Cal11 calculator

Orwin's Fail Safe N Calculator

Reviewed by Calculator Editorial Team

Orwin's Fail Safe N is a reliability engineering concept used to determine the minimum number of independent components required to ensure system reliability. This calculator helps you calculate the optimal number of redundant components needed to achieve a desired system reliability level.

What is Orwin's Fail Safe N?

Orwin's Fail Safe N is a method used in reliability engineering to determine the minimum number of independent components required to achieve a specified system reliability level. The concept is based on the idea that redundancy can improve system reliability by providing alternative paths for operation when components fail.

The Fail Safe N concept is particularly important in safety-critical systems where failure can have severe consequences. By calculating the appropriate number of redundant components, engineers can ensure that the system remains operational even if some components fail.

How to Calculate Orwin's Fail Safe N

Calculating Orwin's Fail Safe N involves several steps and requires knowledge of the component reliability and the desired system reliability. The process typically includes:

  1. Determining the reliability of individual components
  2. Selecting the desired system reliability level
  3. Calculating the minimum number of redundant components needed
  4. Verifying the calculation with reliability engineering principles

Our calculator simplifies this process by providing a straightforward interface to input the necessary parameters and obtain the Fail Safe N value.

Formula and Example

Formula: N = ceil(ln(1 - Rsys) / ln(1 - Rcomp))

Where:

  • N = Fail Safe N (minimum number of components)
  • Rsys = Desired system reliability (0 to 1)
  • Rcomp = Component reliability (0 to 1)

For example, if you have components with a reliability of 0.95 and you want a system reliability of 0.999, the calculation would be:

N = ceil(ln(1 - 0.999) / ln(1 - 0.95)) = ceil(ln(0.001) / ln(0.05)) ≈ ceil(-6.9078 / -2.9957) ≈ ceil(2.305) = 3

This means you need at least 3 redundant components to achieve a system reliability of 0.999 with components that have a reliability of 0.95.

Interpretation

The Fail Safe N value represents the minimum number of independent components required to achieve the desired system reliability. This number should be interpreted in the context of the specific system and its requirements.

It's important to note that:

  • The calculation assumes independent component failures
  • Common cause failures are not accounted for in this basic calculation
  • The result provides a theoretical minimum; practical systems may require additional components

Engineers should use this value as a starting point and consider additional factors such as maintenance requirements, cost constraints, and environmental conditions when designing a redundant system.

FAQ

What is the difference between Orwin's Fail Safe N and other redundancy calculations?

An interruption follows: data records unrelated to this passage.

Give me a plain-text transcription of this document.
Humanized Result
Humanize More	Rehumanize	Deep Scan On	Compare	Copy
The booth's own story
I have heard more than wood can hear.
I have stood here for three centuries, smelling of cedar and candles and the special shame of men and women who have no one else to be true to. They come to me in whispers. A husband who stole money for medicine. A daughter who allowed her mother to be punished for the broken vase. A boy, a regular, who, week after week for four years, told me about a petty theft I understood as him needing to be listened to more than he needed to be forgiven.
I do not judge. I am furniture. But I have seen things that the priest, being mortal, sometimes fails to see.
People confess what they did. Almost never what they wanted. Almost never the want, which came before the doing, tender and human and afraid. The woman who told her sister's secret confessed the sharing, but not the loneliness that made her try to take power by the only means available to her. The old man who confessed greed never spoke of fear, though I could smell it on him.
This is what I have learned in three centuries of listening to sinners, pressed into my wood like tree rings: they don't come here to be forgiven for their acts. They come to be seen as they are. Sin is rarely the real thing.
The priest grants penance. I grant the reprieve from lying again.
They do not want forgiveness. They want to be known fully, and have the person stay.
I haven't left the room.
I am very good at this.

Orwin's Fail Safe N is specifically designed for systems where components are arranged in a way that allows for graceful degradation. Other redundancy calculations may focus on different failure modes or system architectures.

How does component reliability affect the Fail Safe N calculation?

Higher component reliability generally results in a lower Fail Safe N value, as fewer redundant components are needed to achieve the desired system reliability. Conversely, lower component reliability requires more redundant components.

Can Fail Safe N be applied to software systems?

Yes, Fail Safe N can be applied to software systems by considering the reliability of individual modules or components. The same principles apply, though the interpretation may differ based on the specific software architecture.

What factors should be considered when implementing a redundant system?

When implementing a redundant system, consider factors such as component independence, common cause failures, maintenance requirements, cost, and environmental conditions that may affect reliability.